After playing quarterback at Stafford Senior High School in Falmouth, Virginia, Smith was an All-ACC selection as a wide receiver and kick returner his sophomore and junior seasons at Maryland.
In 2010, Smith recorded 1,055 receiving yards and 12 receiving touchdowns before leaving for the NFL Draft. He holds the program’s career all-purpose yards record (5,264).
The Baltimore Ravens drafted Smith with the 58th-overall pick in the 2011 NFL Draft, but Smith said learning about social issues was also one of his most memorable experiences at Maryland, as he’s now vocal about those topics.
Smith was one of four players who wrote a memo to NFL commissioner Roger Goodell to ask for league support on social activism in September. He also founded the Torrey Smith Family Fund, which provides resources to children in low-income areas.

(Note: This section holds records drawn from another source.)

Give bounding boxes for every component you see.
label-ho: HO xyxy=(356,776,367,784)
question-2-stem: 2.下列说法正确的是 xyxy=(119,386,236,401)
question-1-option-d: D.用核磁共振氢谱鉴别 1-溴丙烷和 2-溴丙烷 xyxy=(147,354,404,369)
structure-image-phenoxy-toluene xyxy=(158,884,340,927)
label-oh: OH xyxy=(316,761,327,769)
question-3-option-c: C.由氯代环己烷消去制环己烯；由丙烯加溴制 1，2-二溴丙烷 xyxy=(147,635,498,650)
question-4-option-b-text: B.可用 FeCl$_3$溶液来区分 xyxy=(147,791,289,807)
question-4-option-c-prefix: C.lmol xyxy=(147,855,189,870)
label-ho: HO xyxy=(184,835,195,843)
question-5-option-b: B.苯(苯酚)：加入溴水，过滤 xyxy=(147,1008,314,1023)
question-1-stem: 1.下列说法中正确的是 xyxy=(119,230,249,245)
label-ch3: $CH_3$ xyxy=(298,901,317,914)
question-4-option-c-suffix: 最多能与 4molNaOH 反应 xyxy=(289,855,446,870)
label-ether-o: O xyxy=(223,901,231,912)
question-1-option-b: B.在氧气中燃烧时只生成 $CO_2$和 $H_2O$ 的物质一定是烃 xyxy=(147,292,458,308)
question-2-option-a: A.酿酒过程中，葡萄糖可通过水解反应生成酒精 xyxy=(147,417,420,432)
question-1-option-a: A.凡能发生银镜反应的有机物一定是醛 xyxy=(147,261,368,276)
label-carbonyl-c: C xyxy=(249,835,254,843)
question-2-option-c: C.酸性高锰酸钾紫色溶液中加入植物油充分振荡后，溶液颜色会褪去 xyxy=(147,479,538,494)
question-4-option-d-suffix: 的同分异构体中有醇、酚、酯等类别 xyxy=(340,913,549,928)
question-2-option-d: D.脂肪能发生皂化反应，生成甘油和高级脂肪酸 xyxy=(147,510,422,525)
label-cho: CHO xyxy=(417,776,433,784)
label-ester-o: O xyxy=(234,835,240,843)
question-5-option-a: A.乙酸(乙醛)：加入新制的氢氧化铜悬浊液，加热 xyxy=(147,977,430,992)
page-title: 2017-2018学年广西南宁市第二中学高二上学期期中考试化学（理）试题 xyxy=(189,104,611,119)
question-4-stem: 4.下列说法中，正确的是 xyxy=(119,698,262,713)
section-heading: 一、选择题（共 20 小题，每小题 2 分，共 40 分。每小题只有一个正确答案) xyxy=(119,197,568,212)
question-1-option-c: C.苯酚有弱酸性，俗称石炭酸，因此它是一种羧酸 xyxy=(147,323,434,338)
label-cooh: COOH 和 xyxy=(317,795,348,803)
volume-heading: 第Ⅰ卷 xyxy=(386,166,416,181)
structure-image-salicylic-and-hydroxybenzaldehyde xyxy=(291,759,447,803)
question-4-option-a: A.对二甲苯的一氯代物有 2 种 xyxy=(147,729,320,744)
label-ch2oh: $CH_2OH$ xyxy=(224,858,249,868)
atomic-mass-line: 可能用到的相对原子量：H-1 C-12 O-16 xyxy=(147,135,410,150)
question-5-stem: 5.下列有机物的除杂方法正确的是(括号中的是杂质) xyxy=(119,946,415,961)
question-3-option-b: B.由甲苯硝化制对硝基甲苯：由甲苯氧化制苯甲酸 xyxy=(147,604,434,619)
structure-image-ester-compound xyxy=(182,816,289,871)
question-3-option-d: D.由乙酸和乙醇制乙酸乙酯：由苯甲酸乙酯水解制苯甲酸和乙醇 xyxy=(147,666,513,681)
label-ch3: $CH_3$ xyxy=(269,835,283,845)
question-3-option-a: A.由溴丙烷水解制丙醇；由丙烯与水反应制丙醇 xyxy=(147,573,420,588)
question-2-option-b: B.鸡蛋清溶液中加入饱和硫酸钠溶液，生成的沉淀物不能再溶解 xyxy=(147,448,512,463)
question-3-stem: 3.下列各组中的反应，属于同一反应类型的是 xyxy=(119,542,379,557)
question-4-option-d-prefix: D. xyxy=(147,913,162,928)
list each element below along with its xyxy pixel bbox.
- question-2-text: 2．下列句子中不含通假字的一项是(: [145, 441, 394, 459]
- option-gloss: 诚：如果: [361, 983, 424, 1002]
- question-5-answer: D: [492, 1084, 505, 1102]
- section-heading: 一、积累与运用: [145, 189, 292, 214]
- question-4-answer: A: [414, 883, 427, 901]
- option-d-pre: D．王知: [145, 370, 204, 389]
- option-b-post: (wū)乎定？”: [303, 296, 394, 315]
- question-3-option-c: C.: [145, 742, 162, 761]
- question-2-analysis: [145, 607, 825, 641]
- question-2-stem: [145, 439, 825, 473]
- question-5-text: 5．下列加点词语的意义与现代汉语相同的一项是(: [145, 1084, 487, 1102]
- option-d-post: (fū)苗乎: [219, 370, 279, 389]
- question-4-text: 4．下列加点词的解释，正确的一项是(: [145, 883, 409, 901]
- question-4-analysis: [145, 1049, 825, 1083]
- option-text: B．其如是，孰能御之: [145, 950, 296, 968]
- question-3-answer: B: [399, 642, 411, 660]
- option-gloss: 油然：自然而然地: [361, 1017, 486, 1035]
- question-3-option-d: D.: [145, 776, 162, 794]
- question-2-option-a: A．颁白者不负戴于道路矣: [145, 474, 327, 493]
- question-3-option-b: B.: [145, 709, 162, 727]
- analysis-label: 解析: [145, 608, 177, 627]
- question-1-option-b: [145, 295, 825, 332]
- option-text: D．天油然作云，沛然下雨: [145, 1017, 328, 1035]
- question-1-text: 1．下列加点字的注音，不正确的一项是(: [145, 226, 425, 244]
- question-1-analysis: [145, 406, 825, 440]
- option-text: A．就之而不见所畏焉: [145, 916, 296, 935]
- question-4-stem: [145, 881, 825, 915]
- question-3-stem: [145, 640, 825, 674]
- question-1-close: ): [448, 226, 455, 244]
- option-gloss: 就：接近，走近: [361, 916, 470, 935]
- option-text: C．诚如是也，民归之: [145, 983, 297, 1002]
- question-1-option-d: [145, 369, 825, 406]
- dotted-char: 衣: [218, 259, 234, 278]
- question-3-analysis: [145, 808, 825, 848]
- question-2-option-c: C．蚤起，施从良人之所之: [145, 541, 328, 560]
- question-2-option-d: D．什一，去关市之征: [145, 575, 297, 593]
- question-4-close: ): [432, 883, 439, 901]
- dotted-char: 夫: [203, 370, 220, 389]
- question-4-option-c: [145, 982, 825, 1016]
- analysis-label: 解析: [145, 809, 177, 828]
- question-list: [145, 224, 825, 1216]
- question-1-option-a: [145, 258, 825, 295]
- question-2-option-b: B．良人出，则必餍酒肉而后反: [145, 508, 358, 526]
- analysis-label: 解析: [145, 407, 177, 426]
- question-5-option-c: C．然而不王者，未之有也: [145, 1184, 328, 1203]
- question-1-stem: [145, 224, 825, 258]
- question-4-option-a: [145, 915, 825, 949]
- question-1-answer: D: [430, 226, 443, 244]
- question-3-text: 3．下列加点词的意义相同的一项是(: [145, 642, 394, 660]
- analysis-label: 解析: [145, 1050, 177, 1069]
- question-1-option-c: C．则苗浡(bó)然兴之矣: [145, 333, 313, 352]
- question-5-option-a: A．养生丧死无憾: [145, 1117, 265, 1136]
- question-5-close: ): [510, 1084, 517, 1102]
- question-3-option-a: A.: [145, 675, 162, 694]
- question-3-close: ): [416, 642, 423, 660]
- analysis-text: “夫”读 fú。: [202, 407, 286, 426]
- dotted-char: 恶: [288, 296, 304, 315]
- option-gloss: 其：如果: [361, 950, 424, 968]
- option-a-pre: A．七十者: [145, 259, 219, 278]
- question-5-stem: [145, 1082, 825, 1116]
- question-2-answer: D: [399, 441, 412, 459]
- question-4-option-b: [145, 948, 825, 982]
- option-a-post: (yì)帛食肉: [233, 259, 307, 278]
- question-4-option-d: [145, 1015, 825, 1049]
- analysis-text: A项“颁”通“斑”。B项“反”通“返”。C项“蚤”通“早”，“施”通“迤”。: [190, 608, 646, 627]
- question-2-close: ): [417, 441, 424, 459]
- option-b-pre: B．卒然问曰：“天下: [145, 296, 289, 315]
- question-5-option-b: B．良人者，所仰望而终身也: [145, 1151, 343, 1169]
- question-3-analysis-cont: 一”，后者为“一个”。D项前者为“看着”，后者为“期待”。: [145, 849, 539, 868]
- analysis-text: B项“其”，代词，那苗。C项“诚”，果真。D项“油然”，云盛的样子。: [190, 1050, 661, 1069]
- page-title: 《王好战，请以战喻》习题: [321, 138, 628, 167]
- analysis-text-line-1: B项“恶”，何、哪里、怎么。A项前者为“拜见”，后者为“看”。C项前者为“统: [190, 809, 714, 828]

The 29-year-old also won’t attend the Philadelphia Eagles’ White House visit after their recent Super Bowl win because of his disagreement with President Trump’s controversial comments.
Smith is outspoken on Twitter and said attending this university sparked his interest in social issues, engaging in debates on those topics in his African-American Studies and Criminology and Criminal Justice classes.
On March 17, Smith will host his seventh annual charity basketball game at Royal Farms Arena in Baltimore, which will include some of his current and former teammates, with all proceeds going toward the Torrey Smith Family Fund.
“[He’s] very political,” African-American Studies lecturer Jonathan England said in November. “[He’s] not shy about it, and I don’t know if [he’s] concerned about the repercussions. [He’s] more about the truth and justice than [himself].”
Smith averaged 897.8 receiving yards per season in his four years with the Ravens, winning Super Bowl XLVII. But Smith was unhappy with his performance when he signed with the San Francisco 49ers as a free agent in 2015 and took on a lesser role. He combined for 930 receiving yards during his two seasons in San Francisco.
Smith signed with the Eagles in March 2017 and has served as their third-option wide receiver. The 6-foot, 205-pound wideout recorded 157 receiving yards and one touchdown in three playoff games as the Eagles won their first-ever Super Bowl.
While Smith’s future in Philadelphia is uncertain — the Eagles could save money by releasing him — Smith said he’ll become more involved with the university when his football career is over.
Smith is one of the most well-known and successful Maryland football alumni. One of the loudest cheers during the Terps’ loss on Saturday came in the second half, when Maryland announced Smith was in attendance and displayed him on the jumbotron.
“I’m definitely thankful and blessed to be in this position,” Smith said. “I understand the power that comes with that. I understand the reputation that this university plays in that as well.”